Lookup method injection is the ability of the container to override methods on container managed objects, to return the result of looking up another named object in the container. The lookup typically involves a prototype object as in the scenario described in the preceding section. The Spring framework implements this method injection by a dynamically generating a subclass overriding the method using the classes in the System.Reflection.Emit namespace.

What this means is, If I had the following...

public class SomeTransient
{
    // ... I have dependencies that need to be filled by IoC container
}

public class SomeClass
{
    public virtual void Work()
    {
        var o = CreateTransient();
    }

    public virtual SomeTransient CreateTransient() { }
}

I can instruct Spring to override the CreateTransient method, and have that method return a new container created transient instance (with it's dependencies initialized) each time the method is called. The unique part of this is, it doesn't require direct links to the Spring Framework (eg. SomeClass doesn't have to implement a specific interface).

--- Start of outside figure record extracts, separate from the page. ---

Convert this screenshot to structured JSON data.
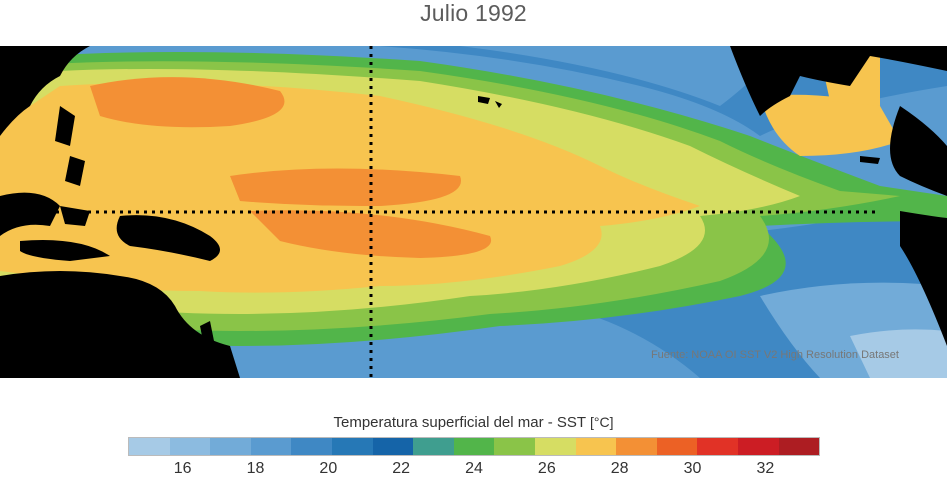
{
  "title": "Julio 1992",
  "credit": "Fuente: NOAA OI SST V2 High Resolution Dataset",
  "colorbar": {
    "label": "Temperatura superficial del mar - SST",
    "unit": "[°C]",
    "min": 15,
    "max": 33,
    "step": 1,
    "colors": [
      "#a6cae6",
      "#8cbbe0",
      "#72abd8",
      "#5a9bd0",
      "#3f88c4",
      "#2678b6",
      "#1564a8",
      "#3f9e8f",
      "#52b54a",
      "#8ac448",
      "#d6dd63",
      "#f7c44f",
      "#f39035",
      "#ec6125",
      "#e13226",
      "#cc1d24",
      "#ad1d22"
    ],
    "tick_labels": [
      "16",
      "18",
      "20",
      "22",
      "24",
      "26",
      "28",
      "30",
      "32"
    ],
    "tick_values": [
      16,
      18,
      20,
      22,
      24,
      26,
      28,
      30,
      32
    ]
  },
  "map": {
    "land_color": "#000000",
    "reference_line_color": "#000000",
    "equator_line": "dotted",
    "meridian_line": "dotted"
  }
}
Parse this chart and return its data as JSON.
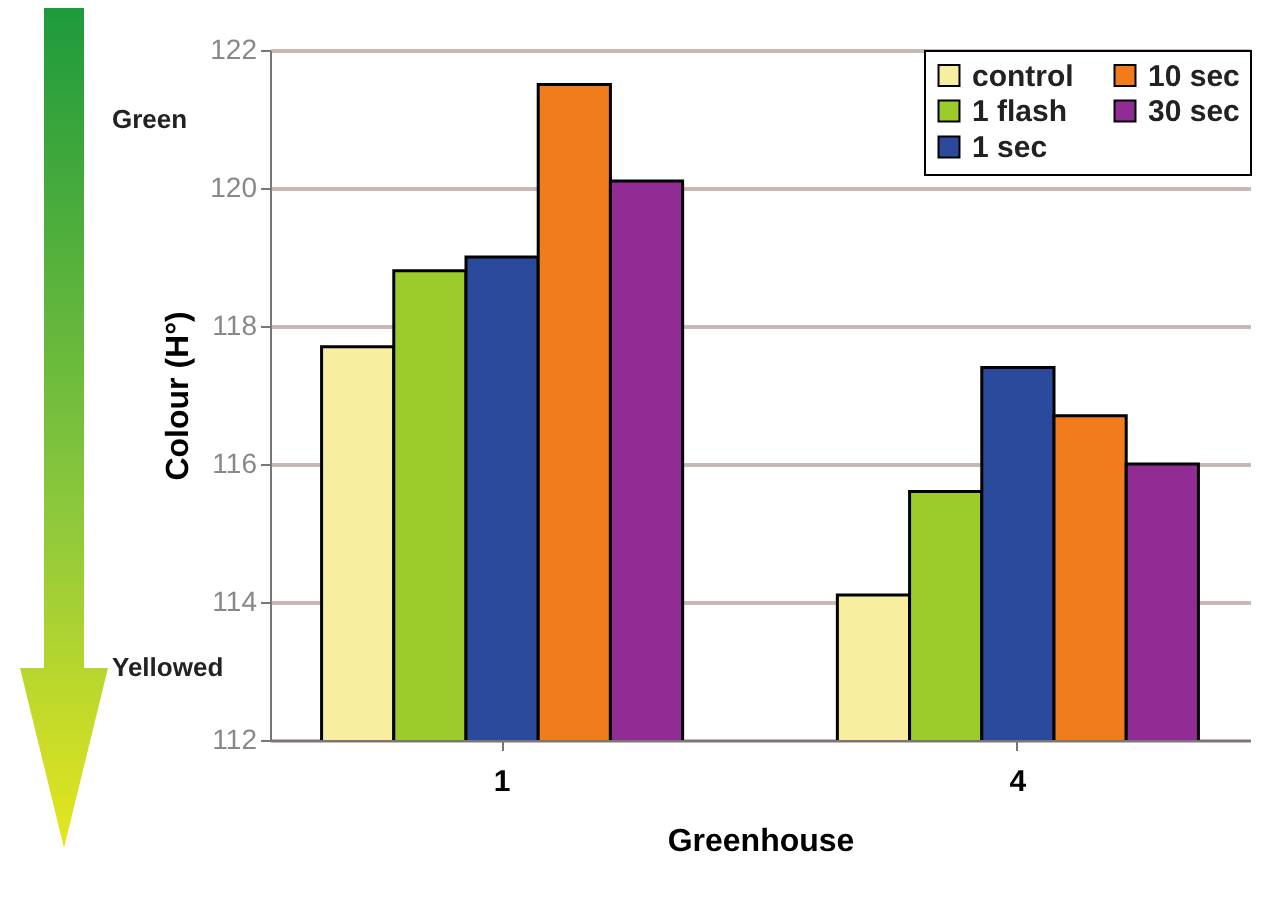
{
  "chart_data": {
    "type": "bar",
    "xlabel": "Greenhouse",
    "ylabel": "Colour (H°)",
    "categories": [
      "1",
      "4"
    ],
    "series": [
      {
        "name": "control",
        "color": "#f7eea0",
        "values": [
          117.7,
          114.1
        ]
      },
      {
        "name": "1 flash",
        "color": "#9ccc2c",
        "values": [
          118.8,
          115.6
        ]
      },
      {
        "name": "1 sec",
        "color": "#2c4a9c",
        "values": [
          119.0,
          117.4
        ]
      },
      {
        "name": "10 sec",
        "color": "#f07c1c",
        "values": [
          121.5,
          116.7
        ]
      },
      {
        "name": "30 sec",
        "color": "#902c94",
        "values": [
          120.1,
          116.0
        ]
      }
    ],
    "ylim": [
      112,
      122
    ],
    "yticks": [
      112,
      114,
      116,
      118,
      120,
      122
    ],
    "grid": "y",
    "legend": "top right",
    "annotations": [
      "Green",
      "Yellowed"
    ]
  }
}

Is there something similar in Castle Windsor to accomplish this via XML?

(I will eventually move away from XML config, but at the moment I'm just trying to get it running)

+1  A: 

Castle has something better; Typed Factories. You can also inject even a delegate! http://stw.castleproject.org/Windsor.Typed-Factory-Facility-delegate-based-factories.ashx

It is better because it does not depend on dynamically generation code, and it looks much more cleaner.

It looks much more cleaner because the class doesn't depend on someone overriding that method. It is impossible to test this class without subclassing.

If you really want to do something like this, i would expect:

public abstract class SomeClass
{
  public abstract SomeTransient CreateTransient();
}

but... again it doesn't feel right.

Edit 2

Unity 2 support these kind of delegate factories; you can read more here: http://www.truewill.net/myblog/index.php/2010/05/06/unity_2_0_combining_injectionfactory_and

thanks to @eiximenis

José F. Romaniello
Thanks, that looks like the direction I need to go. The only issue I see now though from reading the factory docs, is SomeClass has to actually track the state of the transient and release the created object (via factory's Destroy) or it will not get garbage collected, unlike Spring's implementation which will get garbage collection when it goes out of scope (like a normal object)... is that interpretation correct? or am I missing something?
Steve Foster
Regarding my comment... don't get me wrong, that implementation makes sense because the factory "owns" the object. Just wanted to be sure I am interpreting the docs correctly.
Steve Foster
Windsor may track the object you pull if it has some work associated with it that has to be done when it's going out of scope. See http://kozmic.pl/archive/2010/08/19/must-windsor-track-my-components.aspx
Krzysztof Koźmic
Thanks Krzysztof! I did some testing, and it looks like Windsor is letting the object get GC'd as normal. On that note, is there an event on the container or factory that fires off when it actually "releases" the transient object it created if it was holding on to it? Having a confirmation action might put some people's minds at ease about the whole releasing thing.